INTERAKSI.CO, Jakarta – Majelis Ulama Indonesia (MUI) Pusat menilai fatwa tidak cukup untuk mengatasi fenomena sound horeg. MUI mendorong pemerintah dan aparat penegak hukum mengambil langkah tegas.
Sekretaris Komisi Fatwa MUI, KH Miftahul Huda, menyatakan sound horeg telah menimbulkan keresahan di tengah masyarakat.
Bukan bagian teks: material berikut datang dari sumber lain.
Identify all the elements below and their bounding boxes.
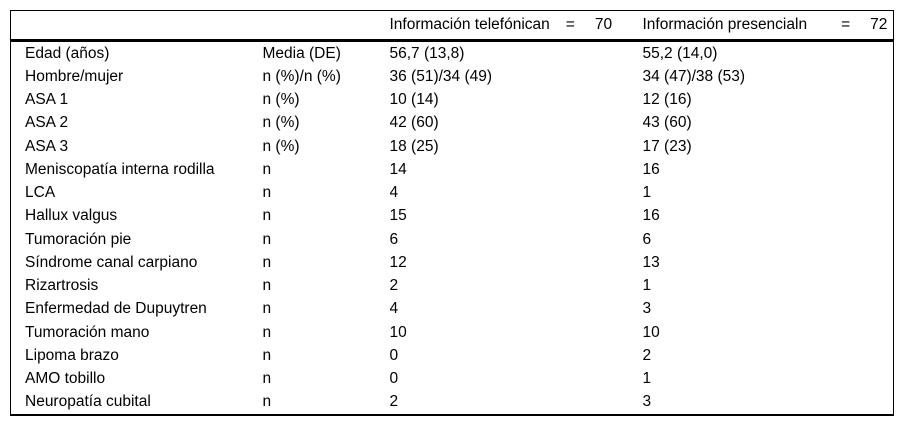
measure-cell: n (%) [262, 114, 300, 132]
measure-cell: n (%)/n (%) [262, 67, 341, 85]
row-label-cell: Rizartrosis [25, 277, 99, 295]
presencial-value-cell: 2 [642, 346, 652, 364]
presencial-value-cell: 34 (47)/38 (53) [642, 67, 746, 85]
measure-cell: n [262, 184, 272, 202]
presencial-value-cell: 3 [642, 300, 652, 318]
measure-cell: Media (DE) [262, 44, 341, 62]
table-row: Tumoración mano n 10 10 [11, 321, 894, 344]
row-label-cell: Meniscopatía interna rodilla [25, 160, 215, 178]
presencial-value-cell: 1 [642, 184, 652, 202]
presencial-value-cell: 17 (23) [642, 137, 692, 155]
row-label-cell: Tumoración pie [25, 230, 132, 248]
header-empty-label-col [10, 10, 263, 42]
telefonica-value-cell: 12 [389, 253, 407, 271]
row-label-cell: Tumoración mano [25, 323, 150, 341]
telefonica-value-cell: 14 [389, 160, 407, 178]
table-row: Enfermedad de Dupuytren n 4 3 [11, 298, 894, 321]
header-telefonica-label: Información telefónican [389, 16, 550, 33]
telefonica-value-cell: 2 [389, 277, 399, 295]
table-row: Meniscopatía interna rodilla n 14 16 [11, 158, 894, 181]
telefonica-value-cell: 4 [389, 300, 399, 318]
presencial-value-cell: 3 [642, 393, 652, 411]
header-presencial-equals-sign: = [841, 16, 851, 33]
row-label-cell: Edad (años) [25, 44, 110, 62]
measure-cell: n (%) [262, 137, 300, 155]
measure-cell: n [262, 277, 272, 295]
row-label-cell: Síndrome canal carpiano [25, 253, 198, 271]
baseline-characteristics-table: Información telefónican = 70 Información p… [10, 10, 894, 416]
row-label-cell: Enfermedad de Dupuytren [25, 300, 207, 318]
table-row: Rizartrosis n 2 1 [11, 275, 894, 298]
table-row: Tumoración pie n 6 6 [11, 228, 894, 251]
presencial-value-cell: 12 (16) [642, 91, 692, 109]
table-row: Lipoma brazo n 0 2 [11, 344, 894, 367]
row-label-cell: Neuropatía cubital [25, 393, 151, 411]
telefonica-value-cell: 18 (25) [389, 137, 439, 155]
measure-cell: n [262, 323, 272, 341]
presencial-value-cell: 1 [642, 370, 652, 388]
table-row: Neuropatía cubital n 2 3 [11, 391, 894, 415]
telefonica-value-cell: 10 (14) [389, 91, 439, 109]
measure-cell: n [262, 253, 272, 271]
telefonica-value-cell: 42 (60) [389, 114, 439, 132]
measure-cell: n [262, 393, 272, 411]
table-row: LCA n 4 1 [11, 182, 894, 205]
table-body: Edad (años) Media (DE) 56,7 (13,8) 55,2 … [11, 41, 894, 416]
telefonica-value-cell: 4 [389, 184, 399, 202]
header-telefonica-equals-sign: = [565, 16, 575, 33]
row-label-cell: ASA 1 [25, 91, 69, 109]
row-label-cell: ASA 2 [25, 114, 69, 132]
telefonica-value-cell: 56,7 (13,8) [389, 44, 465, 62]
presencial-value-cell: 13 [642, 253, 660, 271]
presencial-value-cell: 1 [642, 277, 652, 295]
telefonica-value-cell: 15 [389, 207, 407, 225]
table-row: ASA 3 n (%) 18 (25) 17 (23) [11, 135, 894, 158]
presencial-value-cell: 16 [642, 160, 660, 178]
telefonica-value-cell: 6 [389, 230, 399, 248]
header-row: Información telefónican = 70 Información p… [10, 10, 894, 42]
row-label-cell: AMO tobillo [25, 370, 106, 388]
page: Información telefónican = 70 Información p… [10, 10, 894, 416]
table-row: Hallux valgus n 15 16 [11, 205, 894, 228]
telefonica-value-cell: 2 [389, 393, 399, 411]
presencial-value-cell: 43 (60) [642, 114, 692, 132]
presencial-value-cell: 10 [642, 323, 660, 341]
measure-cell: n [262, 230, 272, 248]
row-label-cell: Lipoma brazo [25, 346, 119, 364]
table-row: ASA 2 n (%) 42 (60) 43 (60) [11, 112, 894, 135]
table-row: ASA 1 n (%) 10 (14) 12 (16) [11, 89, 894, 112]
measure-cell: n [262, 300, 272, 318]
header-presencial-label: Información presencialn [642, 16, 808, 33]
telefonica-value-cell: 0 [389, 346, 399, 364]
row-label-cell: ASA 3 [25, 137, 69, 155]
header-empty-measure-col [262, 10, 390, 42]
presencial-value-cell: 16 [642, 207, 660, 225]
table-header: Información telefónican = 70 Información p… [10, 10, 894, 42]
telefonica-value-cell: 0 [389, 370, 399, 388]
header-telefonica: Información telefónican = 70 [389, 10, 643, 42]
measure-cell: n [262, 207, 272, 225]
row-label-cell: Hallux valgus [25, 207, 118, 225]
header-presencial-n-value: 72 [870, 16, 888, 33]
table-row: Síndrome canal carpiano n 12 13 [11, 251, 894, 274]
measure-cell: n [262, 160, 272, 178]
table-row: Hombre/mujer n (%)/n (%) 36 (51)/34 (49)… [11, 65, 894, 88]
row-label-cell: Hombre/mujer [25, 67, 124, 85]
presencial-value-cell: 6 [642, 230, 652, 248]
header-telefonica-n-value: 70 [594, 16, 613, 33]
presencial-value-cell: 55,2 (14,0) [642, 44, 718, 62]
table-row: AMO tobillo n 0 1 [11, 368, 894, 391]
row-label-cell: LCA [25, 184, 56, 202]
table-row: Edad (años) Media (DE) 56,7 (13,8) 55,2 … [11, 41, 894, 66]
telefonica-value-cell: 36 (51)/34 (49) [389, 67, 493, 85]
measure-cell: n [262, 370, 272, 388]
telefonica-value-cell: 10 [389, 323, 407, 341]
measure-cell: n (%) [262, 91, 300, 109]
measure-cell: n [262, 346, 272, 364]
header-presencial: Información presencialn = 72 [642, 10, 894, 42]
Banyak laporan menyebut suara yang sangat keras itu mengganggu ketertiban, bahkan merusak kaca rumah warga.
“Polusi suara dari sound horeg bisa mengganggu pendengaran dan jelas dilarang dalam agama,” ujar Kiai Miftah kepada MUIDigital, Senin (7/7/2025).
Ia menambahkan, karena sudah merusak lingkungan dan mengganggu ketertiban umum, penanganan sound horeg berada di bawah kewenangan aparat keamanan.
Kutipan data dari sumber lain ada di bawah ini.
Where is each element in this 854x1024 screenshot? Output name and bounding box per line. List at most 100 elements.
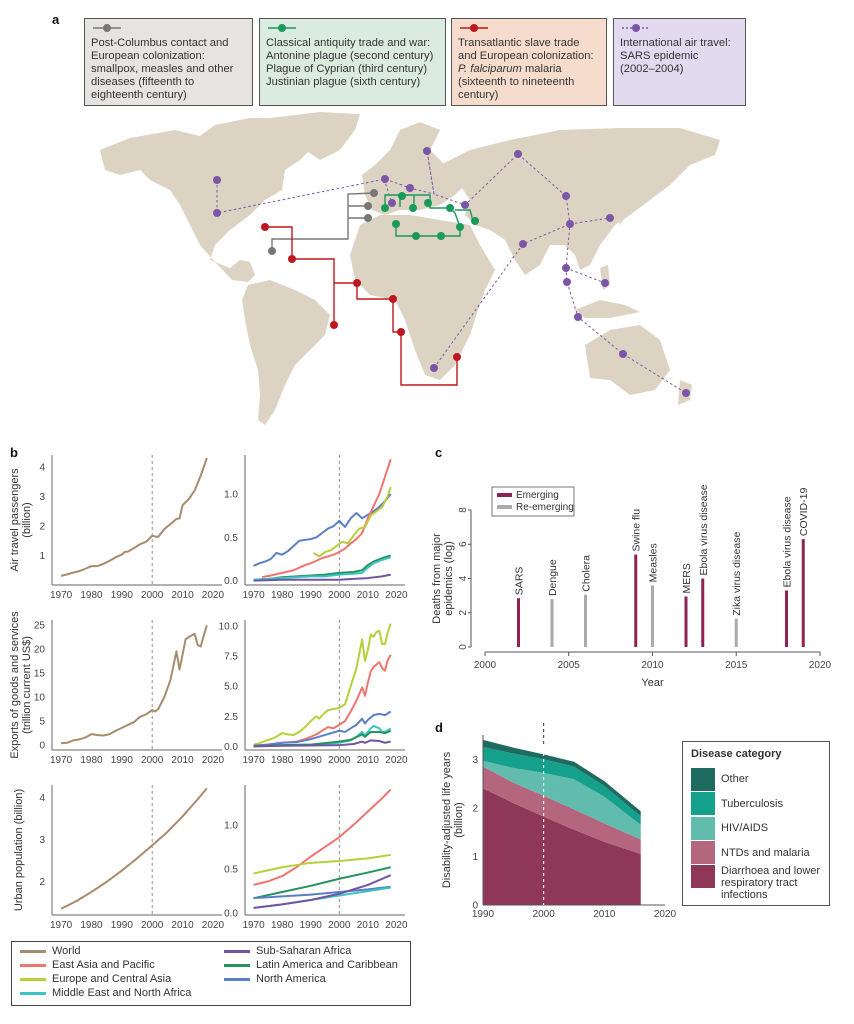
series-line-north-america [253, 710, 392, 747]
y-tick-label: 5.0 [224, 682, 238, 693]
antiquity-node [409, 204, 417, 212]
series-line-east-asia-and-pacific [253, 788, 392, 886]
y-axis-label: Disability-adjusted life years [441, 751, 453, 888]
legend-swatch [691, 816, 715, 840]
legend-line: European colonization: [91, 50, 205, 62]
antiquity-route [455, 209, 474, 222]
legend-line: International air travel: [620, 37, 731, 49]
south-america [242, 280, 330, 425]
columbus-route [271, 192, 375, 251]
y-axis-label: (billion) [21, 502, 33, 537]
series-line-world [61, 625, 208, 745]
land-masses [100, 112, 720, 425]
x-tick-label: 2020 [202, 920, 225, 931]
y-tick-label: 4 [458, 575, 469, 581]
x-tick-label: 1970 [242, 590, 265, 601]
legend-swatch [691, 792, 715, 815]
y-axis-label: Deaths from major [431, 533, 443, 624]
x-tick-label: 2000 [533, 909, 556, 920]
legend-item: World [20, 945, 81, 957]
x-tick-label: 2020 [809, 660, 832, 671]
legend-label: Tuberculosis [721, 797, 783, 810]
series-line-world [60, 787, 208, 910]
y-tick-label: 0.0 [224, 742, 238, 753]
y-tick-label: 7.5 [224, 652, 238, 663]
air-node [574, 313, 582, 321]
bar-zika-virus-disease [734, 618, 738, 647]
bar-covid-19 [801, 539, 805, 647]
x-tick-label: 2020 [654, 909, 677, 920]
legend-line: smallpox, measles and other [91, 63, 234, 75]
y-tick-label: 1.0 [224, 820, 238, 831]
x-tick-label: 1980 [80, 920, 103, 931]
legend-title: Disease category [691, 748, 782, 760]
bar-label: MERS [681, 563, 693, 593]
legend-air-travel: International air travel: SARS epidemic (2… [613, 18, 746, 106]
legend-line: SARS epidemic [620, 50, 699, 62]
air-route [569, 217, 611, 225]
legend-antiquity: Classical antiquity trade and war: Antoni… [259, 18, 446, 106]
y-tick-label: 4 [39, 462, 45, 473]
x-tick-label: 2000 [141, 755, 164, 766]
legend-item: East Asia and Pacific [20, 959, 155, 971]
bar-sars [517, 598, 520, 647]
x-tick-label: 1980 [271, 920, 294, 931]
series-line-europe-and-central-asia [253, 853, 391, 875]
legend-swatch [691, 865, 715, 888]
north-america [100, 118, 340, 282]
x-tick-label: 1980 [271, 590, 294, 601]
x-tick-label: 2010 [357, 590, 380, 601]
x-tick-label: 2010 [357, 920, 380, 931]
japan [615, 195, 630, 225]
air-route [565, 267, 606, 284]
bar-label: Zika virus disease [731, 532, 743, 616]
y-tick-label: 5 [39, 717, 45, 728]
columbus-node [364, 214, 372, 222]
y-tick-label: 10.0 [219, 622, 239, 633]
air-node [563, 278, 571, 286]
y-tick-label: 0 [458, 644, 469, 650]
antiquity-node [446, 204, 454, 212]
x-tick-label: 2010 [171, 590, 194, 601]
air-node [423, 147, 431, 155]
bar-ebola-virus-disease [701, 578, 705, 647]
y-tick-label: 15 [34, 668, 46, 679]
x-tick-label: 1980 [80, 590, 103, 601]
legend-label: East Asia and Pacific [52, 959, 155, 971]
x-tick-label: 1990 [300, 590, 323, 601]
legend-swatch [224, 949, 250, 953]
y-tick-label: 0.5 [224, 533, 238, 544]
columbus-node [364, 202, 372, 210]
air-node [381, 175, 389, 183]
x-tick-label: 2010 [593, 909, 616, 920]
antiquity-node [412, 232, 420, 240]
air-node [619, 350, 627, 358]
y-tick-label: 20 [34, 644, 46, 655]
legend-line: Classical antiquity trade and war: [266, 37, 431, 49]
panel-c-chart: 0 2 4 6 8 2000 2005 2010 2015 2020 Year Deaths from… [431, 484, 832, 689]
legend-swatch [497, 505, 512, 509]
y-tick-label: 2 [472, 803, 478, 814]
bar-cholera [584, 594, 587, 647]
x-tick-label: 1990 [300, 920, 323, 931]
legend-label: Emerging [516, 490, 559, 501]
legend-label: World [52, 945, 81, 957]
legend-swatch [691, 767, 715, 791]
columbus-marker-icon [93, 24, 121, 32]
y-axis-label: (billion) [453, 802, 465, 837]
legend-swatch [224, 977, 250, 981]
y-axis-label: Urban population (billion) [13, 789, 25, 911]
bar-measles [651, 585, 654, 647]
air-node [519, 240, 527, 248]
bar-dengue [550, 599, 554, 647]
x-tick-label: 2020 [202, 755, 225, 766]
y-tick-label: 4 [39, 793, 45, 804]
legend-line: (2002–2004) [620, 63, 684, 75]
slave-node [389, 295, 397, 303]
legend-item: North America [224, 973, 326, 985]
x-tick-label: 2015 [725, 660, 748, 671]
air-node [566, 220, 574, 228]
x-tick-label: 2010 [357, 755, 380, 766]
x-tick-label: 1970 [50, 920, 73, 931]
“Polisi atau Satpol PP harus turun tangan. Fatwa tidak memiliki kekuatan hukum mengikat, jadi tidak cukup untuk melarang aktivitas yang meresahkan masyarakat,” tegasnya.
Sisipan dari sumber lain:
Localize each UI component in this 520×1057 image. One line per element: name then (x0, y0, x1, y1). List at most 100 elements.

Baca juga: Dahlan Iskan Ditetapkan sebagai Tersangka Dugaan Pemalsuan Surat dan Penggelapan
Kiai Miftah mendesak pemerintah daerah dan kepolisian menerbitkan surat edaran yang menyatakan sound horeg sebagai aktivitas yang mengganggu ketenteraman publik.
“Ini sudah masuk ranah keamanan lingkungan. Pemerintah daerah dan kepolisian harus bertindak,” ujarnya.
Ia juga menegaskan bahwa MUI Pusat belum menerbitkan fatwa haram terkait sound horeg. Sementara itu, fatwa haram yang beredar berasal dari forum bahtsul masail di kalangan pesantren di Pasuruan, Jawa Timur.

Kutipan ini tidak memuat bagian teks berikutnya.